Colorado House -
Wells Fargo Museum
Location: 2733 San Diego Avenue
Old Town State Historic Park, Old Town San Diego, CA (map)
Phone: (619) 220-5422
More info: Website
Museum Highlights
In 1849, Cave Johnson Couts, a brash twenty-eight year old lieutenant in the U.S. Army dragoons, arrived in San Diego. His unit was charged with providing protection for the Boundary Commission, which would shortly establish a U.S.-Mexican border from Texas to the Pacific Coast.
Couts began construction on the Colorado House in 1850, amid controversy that he had obtained the property illegally. Built in 1851, the two-story hotel had a first-floor veranda and square-shaped false front. Couts added a “spacious and airy dining saloon” and installed a billiard table.
In 1851, he married Ysidora Bandini, the daughter of his friend, Juan Bandini. Among the many wedding gifts was title to a 2,219 acre tract of land near San Luis Rey, where Couts would build the family residence, Rancho Guajome.

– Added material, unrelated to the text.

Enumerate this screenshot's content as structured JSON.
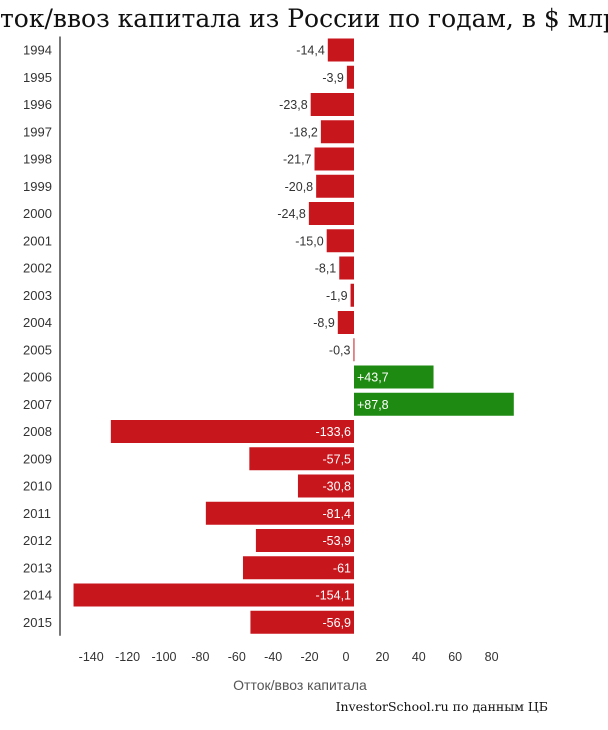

Preoccupied with his rancho, Couts lost interest in the Colorado House and leased it in 1854. Over the next 12 years, the building was renovated and subdivided to provide office space for the San Diego Herald, a surgeon, jeweler, hairdresser and other businesses. Couts sold the property to Joseph Mannasse and Marcus Schiller in 1866 – the same year he was found not guilty for shooting Juan Mendoza, a former ranch employee, on the plaza outside the Colorado House.
The building burned in the 1872 fire. Reconstructed in 1992, it now houses the Wells Fargo History Museum.